Alain Finkielkraut a consacré deux émissions à ce sujet dans le cours de 2009. L’une des deux avait comme invités Michel Winock, historien et écrivain, et François-Georges Maugarlone, un politique; la discussion est partie du constat que l’héritage de la France est double: l’un monarchique et catholique, l’autre fondé sur la philosophie des Lumières et l’idée de Nation une et indivisible. Ce qui a permis aux deux conceptions de coexister, c’est d’une part l’introduction, dans la Constitution, de la laïcité, notion spécifiquement française, absolument inconnue de tous les autres pays. (C’est ce qui a été affirmé; mais faire de la laïcité un déterminant de l’identité paraît assez pauvre, car son contenu est plus négatif que positif.) D’autre part, comme deuxième facteur d’unité est mentionnée la guerre, celle de Valmy d’abord, qui prépare celle de Verdun! (Nulle mention des guerres napoléoniennes ni de celle de 1871!) Et les interlocuteurs de se demander si, présentement, les immigrés ne jouent pas ce rôle d’unificateur des volontés.
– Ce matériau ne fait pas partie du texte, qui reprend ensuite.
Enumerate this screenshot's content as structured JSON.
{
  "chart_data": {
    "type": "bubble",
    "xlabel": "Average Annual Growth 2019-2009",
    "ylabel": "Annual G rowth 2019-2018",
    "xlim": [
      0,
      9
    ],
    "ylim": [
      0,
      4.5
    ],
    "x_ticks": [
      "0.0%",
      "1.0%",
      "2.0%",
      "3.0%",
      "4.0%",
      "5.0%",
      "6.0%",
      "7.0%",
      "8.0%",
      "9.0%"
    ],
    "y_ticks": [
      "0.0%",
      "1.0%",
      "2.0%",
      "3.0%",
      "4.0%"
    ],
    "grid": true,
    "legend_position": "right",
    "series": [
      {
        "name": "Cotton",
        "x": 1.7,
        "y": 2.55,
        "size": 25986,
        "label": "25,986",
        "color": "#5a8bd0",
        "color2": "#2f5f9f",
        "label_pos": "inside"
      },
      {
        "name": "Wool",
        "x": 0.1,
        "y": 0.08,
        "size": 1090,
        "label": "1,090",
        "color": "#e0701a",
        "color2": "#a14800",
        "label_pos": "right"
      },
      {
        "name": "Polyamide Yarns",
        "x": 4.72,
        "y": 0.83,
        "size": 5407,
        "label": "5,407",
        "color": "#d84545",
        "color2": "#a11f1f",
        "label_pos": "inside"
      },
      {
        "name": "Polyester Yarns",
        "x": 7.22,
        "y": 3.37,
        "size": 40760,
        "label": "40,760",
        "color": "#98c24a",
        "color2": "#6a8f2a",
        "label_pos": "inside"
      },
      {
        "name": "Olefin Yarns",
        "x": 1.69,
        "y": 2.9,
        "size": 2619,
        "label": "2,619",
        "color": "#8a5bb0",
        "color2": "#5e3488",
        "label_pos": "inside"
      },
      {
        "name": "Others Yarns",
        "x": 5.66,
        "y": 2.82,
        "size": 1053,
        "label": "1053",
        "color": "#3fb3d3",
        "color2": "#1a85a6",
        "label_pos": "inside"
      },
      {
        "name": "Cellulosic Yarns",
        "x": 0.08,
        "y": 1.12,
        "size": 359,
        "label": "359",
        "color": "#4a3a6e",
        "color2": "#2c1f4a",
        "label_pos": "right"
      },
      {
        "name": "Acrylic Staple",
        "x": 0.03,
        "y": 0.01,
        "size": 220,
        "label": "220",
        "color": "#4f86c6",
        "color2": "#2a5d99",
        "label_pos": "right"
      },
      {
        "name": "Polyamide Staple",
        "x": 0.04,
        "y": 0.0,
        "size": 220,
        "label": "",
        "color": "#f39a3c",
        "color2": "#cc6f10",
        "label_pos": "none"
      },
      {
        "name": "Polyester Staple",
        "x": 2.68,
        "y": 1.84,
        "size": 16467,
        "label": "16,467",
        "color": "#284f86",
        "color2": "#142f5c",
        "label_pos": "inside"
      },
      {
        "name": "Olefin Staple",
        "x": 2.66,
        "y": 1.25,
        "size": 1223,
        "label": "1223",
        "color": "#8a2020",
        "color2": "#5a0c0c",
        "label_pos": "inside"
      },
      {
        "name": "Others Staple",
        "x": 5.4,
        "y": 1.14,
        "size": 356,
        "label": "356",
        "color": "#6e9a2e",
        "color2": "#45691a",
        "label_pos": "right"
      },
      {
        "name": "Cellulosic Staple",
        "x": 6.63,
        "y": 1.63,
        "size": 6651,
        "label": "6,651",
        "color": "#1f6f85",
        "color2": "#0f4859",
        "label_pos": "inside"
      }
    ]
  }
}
Enfin, Finkielkraut fait intervenir un troisième facteur, positif celui-là, la langue, la littérature. La littérature a une place prépondérante chez les Français dans la conscience qu’ils ont d’eux-mêmes; les étrangers l’attestent; les Allemands par contre privilégient la philosophie et la musique. Michel Winock ajoute que les étrangers sont stupéfaits d’entendre, dans les débats politiques, les orateurs citer les grands auteurs de «notre» littérature. Et n’oublions pas la gloire du roi Voltaire, dont la dépouille fut transportée au Panthéon. Et celle de Victor Hugo. Et les noms littéraires qui se sont ajoutés à des noms géographiques: Illiers est devenu Illiers-Combray en l’honneur de Proust, Milly est devenu Milly-Lamartine, La Haye, La Haye-Descartes.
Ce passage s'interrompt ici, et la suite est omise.